Indeed, on the exceptionally cold early spring ERCOT morning this year (April 7), we saw prices spiking close to the price cap in ERCOT and averaging $1,552/MWh in an hour (Figure 7) due to high GSI resulting from exactly this combination of low temperatures (dipping into the 30ºFs surrounding Dallas, low renewables (minimal solar at HE7), and high generation outages (25+ GW).
That one hour on April 7 added approximately $4/MWh to the monthly peak price, meaning that just 0.2% of hours in the April peak contract (1/352) accounted for 10% of the entire contract value.
With the spring drama almost behind us for 2025, what should we expect next year? Accounting for load growth and new unit additions/retirements, we find that conditions should generally be calmer next year across all spring hours. In other words, generation additions will outpace load growth — though the risk of acute price spikes remains, especially in the evening. As Figure 8 shows, P50 and P99 hourly GSI in both early spring (March 15) and late spring (May 15) are expected to be lower in 2026 compared to 2025, representing downside risk to ERCOT market prices.

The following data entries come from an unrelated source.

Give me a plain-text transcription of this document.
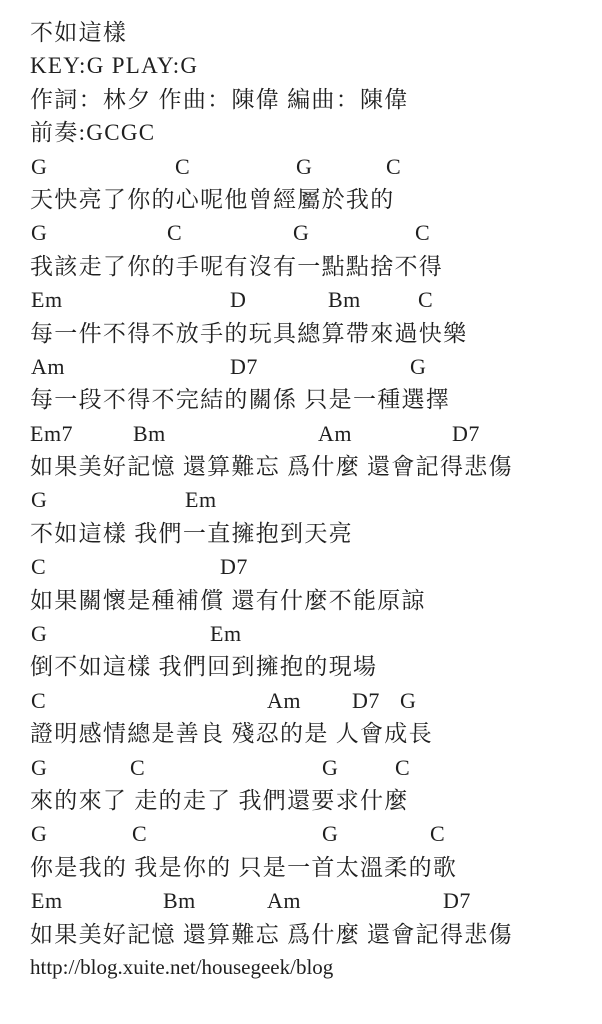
不如這樣
KEY:G PLAY:G
作詞：林夕 作曲：陳偉 編曲：陳偉
前奏:GCGC
G	C	G	C
天快亮了你的心呢他曾經屬於我的
G	C	G	C
我該走了你的手呢有沒有一點點捨不得
Em	D	Bm	C
每一件不得不放手的玩具總算帶來過快樂
Am	D7	G
每一段不得不完結的關係 只是一種選擇
Em7	Bm	Am	D7
如果美好記憶 還算難忘 爲什麼 還會記得悲傷
G	Em
不如這樣 我們一直擁抱到天亮
C	D7
如果關懷是種補償 還有什麼不能原諒
G	Em
倒不如這樣 我們回到擁抱的現場
C	Am D7 G
證明感情總是善良 殘忍的是 人會成長
G	C	G	C
來的來了 走的走了 我們還要求什麼
G	C	G	C
你是我的 我是你的 只是一首太溫柔的歌
Em	Bm	Am	D7
如果美好記憶 還算難忘 爲什麼 還會記得悲傷
http://blog.xuite.net/housegeek/blog
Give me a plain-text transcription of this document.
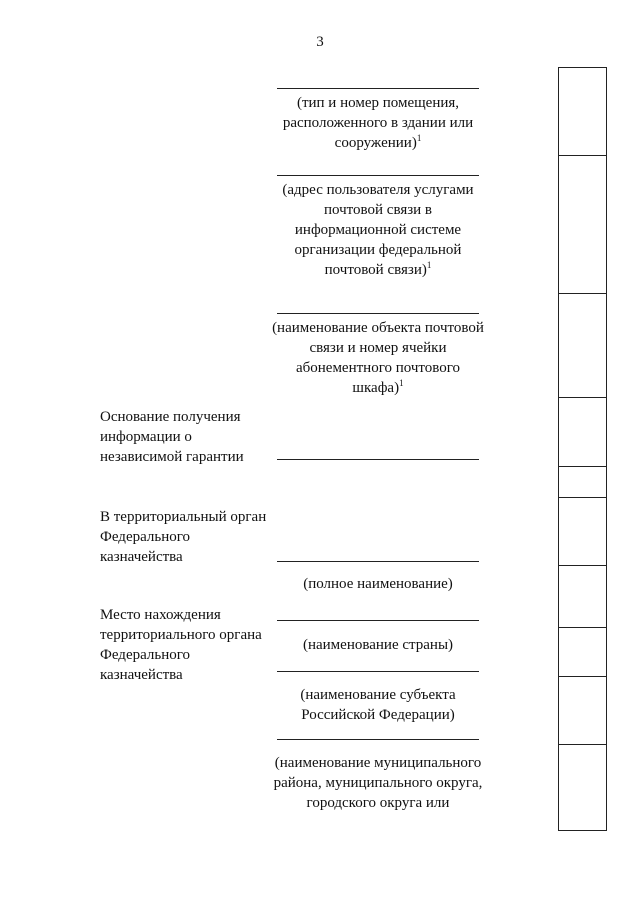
3
(тип и номер помещения, расположенного в здании или сооружении)$^1$
(адрес пользователя услугами почтовой связи в информационной системе организации федеральной почтовой связи)$^1$
(наименование объекта почтовой связи и номер ячейки абонементного почтового шкафа)$^1$
(полное наименование)
(наименование страны)
(наименование субъекта Российской Федерации)
(наименование муниципального района, муниципального округа, городского округа или
Основание получения информации о независимой гарантии
В территориальный орган Федерального казначейства
Место нахождения территориального органа Федерального казначейства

Spring volatility highlights the challenges of managing grid and energy markets risk without a robust framework for evaluating the jointly correlated, multidimensional, granular, and skewed nature of the electric grids. To effectively navigate this period, grid planners and energy traders need to understand the complicated interplay between averages and extremes — to expect not just the seasonal trends but also to expect extreme events that drastically alter reliability and economic outcomes. It’s not enough to know that ERCOT grid balances for HE 7 typically don’t present much of a risk. We need to quantify the risk — via, for example, stochastic simulations — that weather and grid conditions conspire to drive capacity reserves low and market prices to the moon (as they did during HE 7 on April 7, 2025).